Ese pasado representa para nosotros, los mexicanos de hoy, los patriotas de hoy, los revolucionarios de hoy, el antecedente, la explicación y la justificación suprema de nuestras luchas actuales.

La guerra de independencia contra el coloniaje español significó el inicio de la construcción de la patria, de una nacionalidad que entonces no existía y que aún no se ha forjado por completo.

Las guerras contra la Intervención Francesa y de Reforma se llevaron a cabo, precisamente, para defender a la patria de los invasores y de los traidores y para integrarla en nuevas formas de organización social y política más adelantadas.

Señor Presidente, la etapa que vivimos requiere de todos los mexicanos la más acendrada fidelidad al concepto y a la historia de la patria.

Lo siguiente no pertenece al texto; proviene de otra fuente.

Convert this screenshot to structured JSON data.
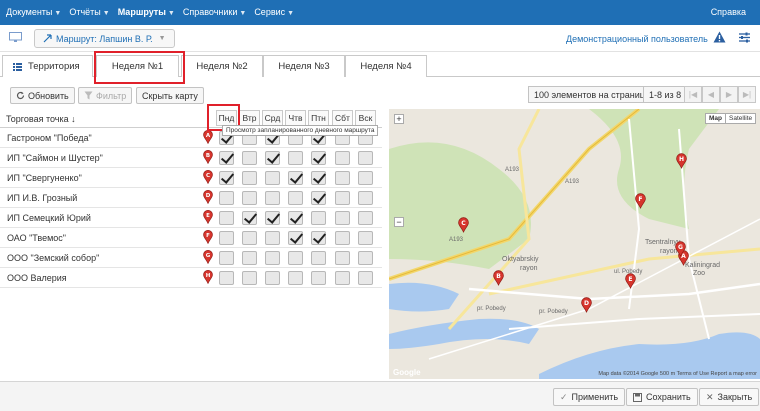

Por eso es que la representación nacional rechaza todo intento de mistificación histórica animado por mezquinos intereses y llama al pueblo a cultivar, con más amor que nunca, las tradiciones legítimas de México.

Los nombres de los forjadores de la nacionalidad ya están aquí, entre nosotros, inscritos en estos muros, y nadie podrá borrarlos.

Pero menos podrán ser borrados del corazón del pueblo.

A Juárez, a nuestro amado Juárez, al gran indio Juárez, que llena con su acción una época de la historia de México y de América, al campeón del liberalismo, nosotros le dedicamos en esta ocasión las palabras elocuentes y definitivas que uno de los pensadores insignes de México, el maestro Justo Sierra, pronunció en alguna ocasión:

Gran padre de la patria, viste el triunfo de tu perseverancia, de tu obra, de tu fe; en ese triunfo te dejamos; en esa luz de apoteosis perdurará tu memoria!...

Hombre de gobierno, quisiste fundir una administración y vencer para siempre los elementos de la guerra civil, por tus armas primero, luego por leyes de sabiduría y de justicia; trataste de levantar al pueblo mexicano, cuya sustancia era tu raza al grado superior a que tú habías ascendido, transformando las condiciones del trabajo nacional, protegiendo las grandes empresas de progreso material; y a la plena conciencia de sí misma, abriendo de par en par ante su camino las puertas de la escuela.....

Ese fue tu destino y en la lucha moriste.

Periódicamente se levanta al margen de tu memoria la voz irada de la destrucción y del odio, en nombre de la patria, en nombre de la historia.

Es inútil.

Eso sólo sirve para sublimar tu glorificación y aquilatar tu mérito.....

Todos estamos contigo, será inútil injuriarte o rebajarte; la diatriba será un remusgo que hará espuma en torno al arrecife inconmovible y pasará y morirá.....

Celebrando los ritos de nuestra religión cívica, cada generación, al partir, dirá a la generación que se levanta y llega:

Perseverad como él, quered como él, creed como él...

Y le entregará la antorcha de inextinguible luz.

Señor Presidente Ávila Camacho:

Con esta antorcha de luz inextinguible, que usted lleva hoy en sus manos, los revolucionarios de esta época proseguimos adelante.

En todos sus actos, señor Presidente, en todas sus palabras, se advierte una exhortación constante a la unidad popular, a la unidad nacional, a la unidad con los pueblos democráticos del Continente, a la unidad con los hombres de buena voluntad de todo el mundo.

No en balde la unidad ha sido para usted la preocupación suprema.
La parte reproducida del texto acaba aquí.